Alice was given shock treatments. I don't know how many and I don't know where she received treatment. It's hard to piece together a person's life years later.

She lived for a time at the YWCA in Vancouver before it closed. Then she had nowhere to go. She lived on the street and called it "camping." She said she was sure people put things on their garbage cans on purpose, to help her. I think she tried to work at odd jobs here and there, but I'm not sure where.

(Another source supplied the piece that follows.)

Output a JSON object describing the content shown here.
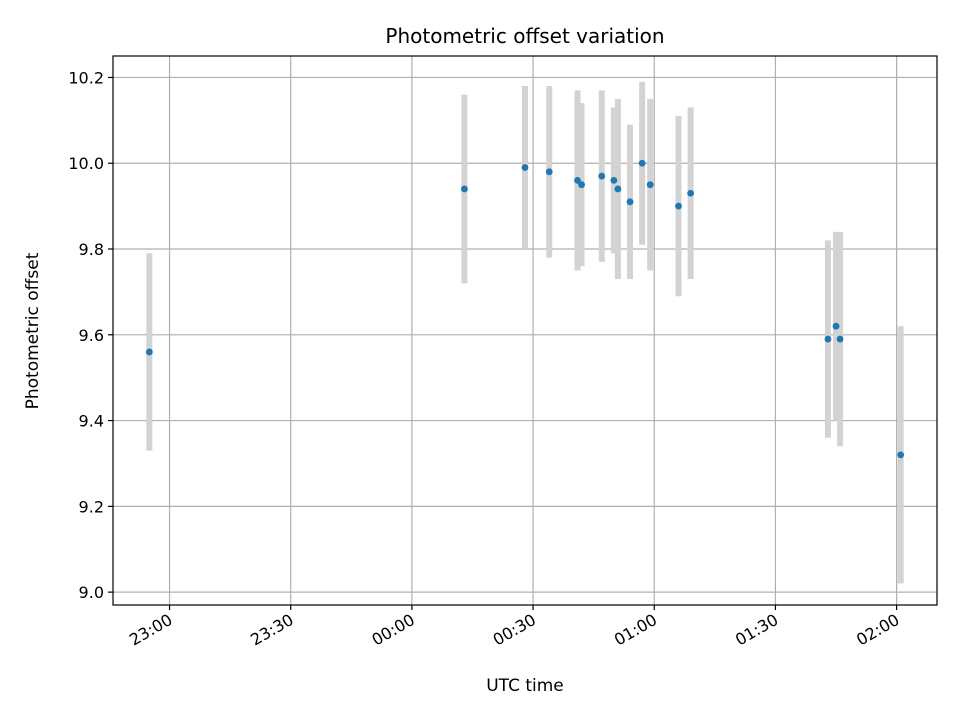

After living on the street in Vancouver for a long time, Alice took a bus to Edmonton. There she lived on the street for decades, and became well known as Edmonton's bag lady. I have an article from an Edmonton newspaper about Alice and one of her lifelong friends.

In October, I began looking for Alice online. I contacted a number of social-service agencies that assist street people. The response was amazingly fast. Within a day I knew where she was, so Chris and I wrote a long letter and sent photos. Then, nothing.

This spring we received a call from a social worker - Alice was in hospital, and our letter had been found among her belongings as a social worker searched for next-of-kin.

Chris spoke with the social worker. Although he hadn't seen his birth mother since he was a small boy, he was asked to become Alice's guardian and make decisions about her health. This is a difficult thing to do for someone you don't really know, and it's a strange experience to take responsibility for your mother when she never really had the chance to be your mother.

In May, we went to visit Alice in the hospital in Edmonton. We saw a frail woman who had clearly lived a hard life. She was tiny, with white hair and only two teeth, which flapped when she spoke. But the smile she gave when Chris hugged her will be etched in my memory forever.

She had an amazing spark, and if she didn't agree to something about her care, her small, high-pitched voice rang out, "I don't need that!" Although the records said she was incompetent, the woman I saw was strong, autonomous and demanded to remain in control. Even though she had a large abdominal tumour, she refused painkillers. She passed away in her sleep on July 23 without anyone nearby.

I can't help but wonder so many things about her life. What was it like "camping" on the street with no one to look out for her? To live with schizophrenia and experience shock treatments? I think about the pain she must have endured during her last weeks in the hospital. She was only 71, but she looked much older.

So, the box that arrived was Alice.

We had asked that she be cremated, and that her ashes be sent here, but I guess that's as far as the thinking went. I didn't know I would feel so strongly that there really was someone in that box.

We're planning a trip to Naramata to sprinkle Alice's ashes. It's the only place Chris recalls her talking about being happy. I know she was happy in the hospital that day, though. Happy to see her son, to meet me and see him happy, and so pleased with the photo album we brought to show her the rest of the family, if only on paper.

She was an incredible person. I can't let her life go by unnoticed. She really did the best she could with the cards she was dealt, and she, like so many others, deserves a tribute.

Lori Waters lives in Saanichton, B.C.